Everything You Learned About Thanksgiving Is Wrong

The holiday wasn’t made official until 1863, when President Abraham Lincoln declared it as a kind of thank you for the Civil War victories in Vicksburg, Miss., and Gettysburg, Pa.

Beyond that, claiming it was the “first Thanksgiving” isn’t quite right either as both Native American and European societies had been holding festivals to celebrate successful harvests for centuries, Mr. Loewen said.

A prevalent opposing viewpoint is that the first Thanksgiving stemmed from the massacre of Pequot people in 1637, a culmination of the Pequot War. While it is true that a day of thanksgiving was noted in the Massachusetts Bay and the Plymouth colonies afterward, it is not accurate to say it was the basis for our modern Thanksgiving, Ms. Sheehan said.

Plymouth Rock in Pilgrim Memorial State Park in Plymouth, Mass. The rock, known as the “landing place of the Pilgrims,” was not mentioned in the Pilgrims’ original writings. Instead, it is a part of the region’s oral history.

And Plymouth, Mr. Loewen noted, was already a village with clear fields and a spring when the Pilgrims found it. “A lovely place to settle,” he said. “Why was it available? Because every single native person who had been living there was a corpse.” Plagues had wiped them out.

It’s been taught that the Pilgrims came because they were seeking religious freedom, but that’s not entirely true, Mr. Loewen said.

The Pilgrims had religious freedom in Holland, where they first arrived in the early 17th century. Like those who settled Jamestown, Va., in 1607, the Pilgrims came to North America to make money, Mr. Loewen said.

“They were also coming here in order to establish a religious theocracy, which they did,” he said. “That’s not exactly the same as coming here for religious freedom. It’s kind of coming here against religious freedom.”

Also, the Pilgrims never called themselves Pilgrims. They were separatists, Mr. Loewen said. The term Pilgrims didn’t surface until around 1880.

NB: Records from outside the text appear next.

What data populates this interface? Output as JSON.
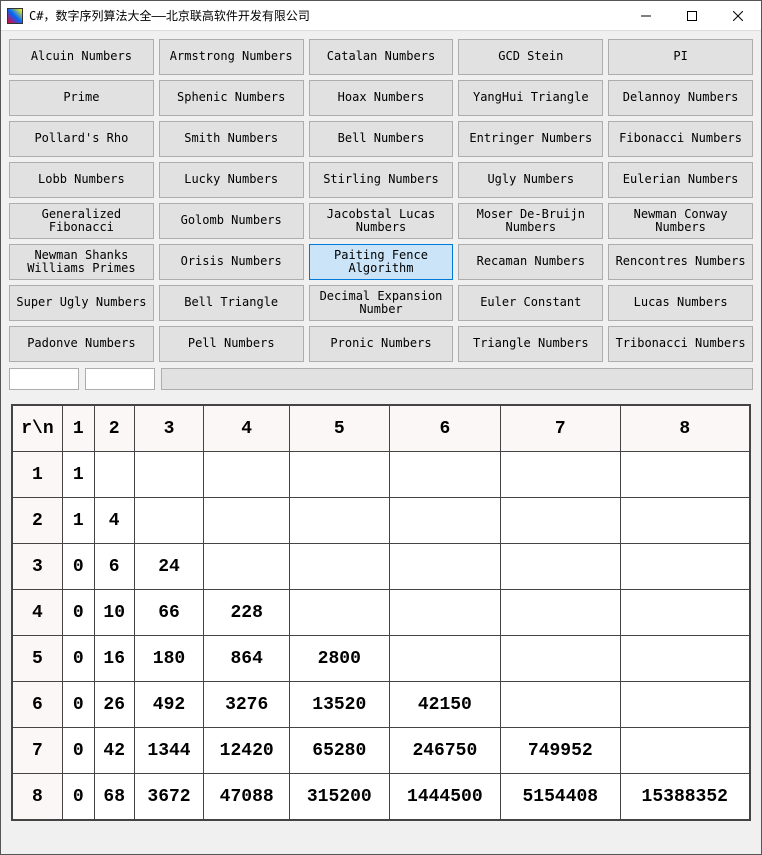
{
  "window": {
    "title": "C#，数字序列算法大全——北京联高软件开发有限公司"
  },
  "buttons": [
    "Alcuin Numbers",
    "Armstrong Numbers",
    "Catalan Numbers",
    "GCD Stein",
    "PI",
    "Prime",
    "Sphenic Numbers",
    "Hoax Numbers",
    "YangHui Triangle",
    "Delannoy Numbers",
    "Pollard's Rho",
    "Smith Numbers",
    "Bell Numbers",
    "Entringer Numbers",
    "Fibonacci Numbers",
    "Lobb Numbers",
    "Lucky Numbers",
    "Stirling Numbers",
    "Ugly Numbers",
    "Eulerian Numbers",
    "Generalized Fibonacci",
    "Golomb Numbers",
    "Jacobstal Lucas Numbers",
    "Moser De-Bruijn Numbers",
    "Newman Conway Numbers",
    "Newman Shanks Williams Primes",
    "Orisis Numbers",
    "Paiting Fence Algorithm",
    "Recaman Numbers",
    "Rencontres Numbers",
    "Super Ugly Numbers",
    "Bell Triangle",
    "Decimal Expansion Number",
    "Euler Constant",
    "Lucas Numbers",
    "Padonve Numbers",
    "Pell Numbers",
    "Pronic Numbers",
    "Triangle Numbers",
    "Tribonacci Numbers"
  ],
  "selected_button_index": 27,
  "inputs": {
    "a": "",
    "b": ""
  },
  "table": {
    "corner": "r\\n",
    "headers": [
      "1",
      "2",
      "3",
      "4",
      "5",
      "6",
      "7",
      "8"
    ],
    "rows": [
      {
        "r": "1",
        "c": [
          "1",
          "",
          "",
          "",
          "",
          "",
          "",
          ""
        ]
      },
      {
        "r": "2",
        "c": [
          "1",
          "4",
          "",
          "",
          "",
          "",
          "",
          ""
        ]
      },
      {
        "r": "3",
        "c": [
          "0",
          "6",
          "24",
          "",
          "",
          "",
          "",
          ""
        ]
      },
      {
        "r": "4",
        "c": [
          "0",
          "10",
          "66",
          "228",
          "",
          "",
          "",
          ""
        ]
      },
      {
        "r": "5",
        "c": [
          "0",
          "16",
          "180",
          "864",
          "2800",
          "",
          "",
          ""
        ]
      },
      {
        "r": "6",
        "c": [
          "0",
          "26",
          "492",
          "3276",
          "13520",
          "42150",
          "",
          ""
        ]
      },
      {
        "r": "7",
        "c": [
          "0",
          "42",
          "1344",
          "12420",
          "65280",
          "246750",
          "749952",
          ""
        ]
      },
      {
        "r": "8",
        "c": [
          "0",
          "68",
          "3672",
          "47088",
          "315200",
          "1444500",
          "5154408",
          "15388352"
        ]
      }
    ]
  },
  "chart_data": {
    "type": "table",
    "title": "Paiting Fence Algorithm r\\n",
    "headers": [
      "r\\n",
      "1",
      "2",
      "3",
      "4",
      "5",
      "6",
      "7",
      "8"
    ],
    "rows": [
      [
        "1",
        1,
        null,
        null,
        null,
        null,
        null,
        null,
        null
      ],
      [
        "2",
        1,
        4,
        null,
        null,
        null,
        null,
        null,
        null
      ],
      [
        "3",
        0,
        6,
        24,
        null,
        null,
        null,
        null,
        null
      ],
      [
        "4",
        0,
        10,
        66,
        228,
        null,
        null,
        null,
        null
      ],
      [
        "5",
        0,
        16,
        180,
        864,
        2800,
        null,
        null,
        null
      ],
      [
        "6",
        0,
        26,
        492,
        3276,
        13520,
        42150,
        null,
        null
      ],
      [
        "7",
        0,
        42,
        1344,
        12420,
        65280,
        246750,
        749952,
        null
      ],
      [
        "8",
        0,
        68,
        3672,
        47088,
        315200,
        1444500,
        5154408,
        15388352
      ]
    ]
  }
}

Possibly the most common misconception is that the Pilgrims extended an invitation to the Native Americans for helping them reap the harvest. The truth of how they all ended up feasting together is unknown.

“The English-written record does not mention an invitation, and Wampanoag oral tradition does not seem to reach back to this event,” Ms. Sheehan said. But there are reasons the Wampanoag leader could have been there, she said, adding: “His people had been planting on the other side of the brook from the colony. Another possibility is that after his harvest was gathered, he was making diplomatic calls.”

The Thanksgiving Day parade in Plymouth, Mass., in 2012.
The Thanksgiving Day parade in Plymouth, Mass., in 2012.Credit…Charlie Mahoney for The New York Times

It is true that the celebration was an exceptional cross-cultural moment, with food, games and prayer.

The deadly conflicts that came after, though, created an undercurrent that is glossed over, Mr. Loewen said. Still, “we might as well take shards of fairness and idealism and so on whenever we find them in our past and recognize that and give credit to them,” he said.

Tisquantum, known as Squanto, did play a large role in helping the Pilgrims, as American children are taught. His people, the Patuxet, a band of the Wampanoag tribe, had lived on the site where the Pilgrims settled. When they arrived, he became a translator for them in diplomacy and trade with other native people, and showed them the most effective method for planting corn and the best locations to fish, Ms. Sheehan said.

That’s usually where the lesson ends, but that’s just a fraction of his story.

He was captured by the English in 1614 and later sold into slavery in Spain, Ms. Sheehan said. He spent several years in England, where he learned English. He returned to New England in 1619, only to find his entire Patuxet tribe dead from smallpox. He met the Pilgrims in March 1621.

There was no mention of turkey being at the 1621 bounty, and there was no pie. Settlers lacked butter and wheat flour for a crust, and they had no oven for baking. What is known is that the Pilgrims harvested crops and that the Wampanoag brought five deer.

“There are primary source writings about wild turkey being abundant in the area that fall, yet they do not specifically mention if they were at the First Thanksgiving,” said Tom Begley, executive assistant at Plimoth Plantation.

Experts agree, though, that there was certainly some wild fowl — possibly goose, duck or turkey — served along with the venison brought by the native men, he said, as those are the only food items explicitly mentioned. “However, there is no direct evidence proving that turkey was in fact served,” he said.

It is unlikely that turkey was at the 1621 bounty, but other fowl, such as duck, may have been.

The menu may have also included cornmeal, pumpkin, succotash and cranberries. There were no sweet potatoes in North America at the time.

Contrary to popular depictions, there were about 90 native people in attendance, almost double the number of Pilgrims by some accounts.